According to this article by Dana Milbank in today's Washington Post,

http://www.washingtonpost.com/wp-dyn/content/article/2009/07/22/AR2009072203282.html?hpid=opinionsbox1

Petey is absolutely correct. It was orchestrated and pro-Thune Amendment votes like both Udall and Bennet were willing to vote NO if needed to make sure it went down.

So Michael, instead of thanking Udall and Bennet, you should be asking them about their quid pro quo's and why they were willing to vote NO if Chuck Schumer needed it.

Sebastian said...

You should still thank them. What matters is the vote. If you want to bring up the WaPo article, go ahead, but this kind of crap happens in politics all the time. You hold them to their vote. Not what they told their leadership they were willing to do. Chips are down, they might not really have been willing to switch.

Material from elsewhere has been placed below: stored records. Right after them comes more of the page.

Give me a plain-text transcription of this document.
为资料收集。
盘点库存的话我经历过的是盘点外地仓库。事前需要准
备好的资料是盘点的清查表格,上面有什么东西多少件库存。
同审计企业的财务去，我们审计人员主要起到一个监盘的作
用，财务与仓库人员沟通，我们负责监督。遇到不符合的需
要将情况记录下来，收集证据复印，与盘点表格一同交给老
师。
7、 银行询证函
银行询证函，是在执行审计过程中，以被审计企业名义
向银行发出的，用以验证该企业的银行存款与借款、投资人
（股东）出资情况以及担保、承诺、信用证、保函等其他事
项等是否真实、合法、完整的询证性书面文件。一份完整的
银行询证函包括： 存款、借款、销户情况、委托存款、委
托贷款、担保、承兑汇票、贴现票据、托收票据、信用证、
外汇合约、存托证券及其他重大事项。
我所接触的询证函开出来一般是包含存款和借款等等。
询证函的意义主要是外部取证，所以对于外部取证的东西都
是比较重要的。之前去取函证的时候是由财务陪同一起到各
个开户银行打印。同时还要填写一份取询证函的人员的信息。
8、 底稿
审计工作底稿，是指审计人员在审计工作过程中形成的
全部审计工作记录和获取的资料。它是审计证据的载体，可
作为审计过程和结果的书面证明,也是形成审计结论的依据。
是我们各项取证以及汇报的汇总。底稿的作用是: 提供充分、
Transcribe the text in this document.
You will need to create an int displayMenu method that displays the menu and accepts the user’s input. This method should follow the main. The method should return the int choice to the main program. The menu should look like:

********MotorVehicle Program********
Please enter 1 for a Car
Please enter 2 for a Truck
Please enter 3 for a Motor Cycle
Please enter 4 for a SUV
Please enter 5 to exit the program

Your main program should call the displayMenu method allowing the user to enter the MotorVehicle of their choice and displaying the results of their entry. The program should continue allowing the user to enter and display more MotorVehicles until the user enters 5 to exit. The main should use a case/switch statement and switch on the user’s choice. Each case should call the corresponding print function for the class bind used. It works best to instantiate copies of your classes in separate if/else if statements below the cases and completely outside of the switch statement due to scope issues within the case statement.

Either way, the important thing is that they hear from you. The only way to shore up their support is to make them understand that there are votes to be had by voting with us, and votes to be lost by voting against.

jpr9954 said...

I agree and disagree with what Sebastian says. First, I agree that you are right to thank the Senators who did vote Yea regardless of their motive. I thanked Kay Hagan (D-NC) for her Yea vote as well as Richard Burr (R-NC) who was both a co-sponsor and a Yea vote.

I also agree that you need you need to make them understand that as long as they vote our way (pro-gun) that they will get your support.

However, where I disagree with Sebastian is on bringing up the WaPo article. I would make it clear to them that I was "concerned" by the allegations in the article that they were willing to vote No.

I would go further and state that the political retribution for switching from a Yea to a No vote will be much worse than if they had just voted No in the beginning. A potential traitor must be made to understand that the punishment for treachery will always be worse than that inflicted on an avowed enemy. It is called deterrence.

Avenir labs said...

The 58-39 vote Wednesday defeated a measure giving people with concealed weapons permits the right to carry their firearms into other states that have similar gun laws.and i'm disagree with his decision ...

nj_larry said...

John Lotts blog carried this story this afternoon about the Thune vote. As we suspected it shows how slimy pols handle votes of conscience.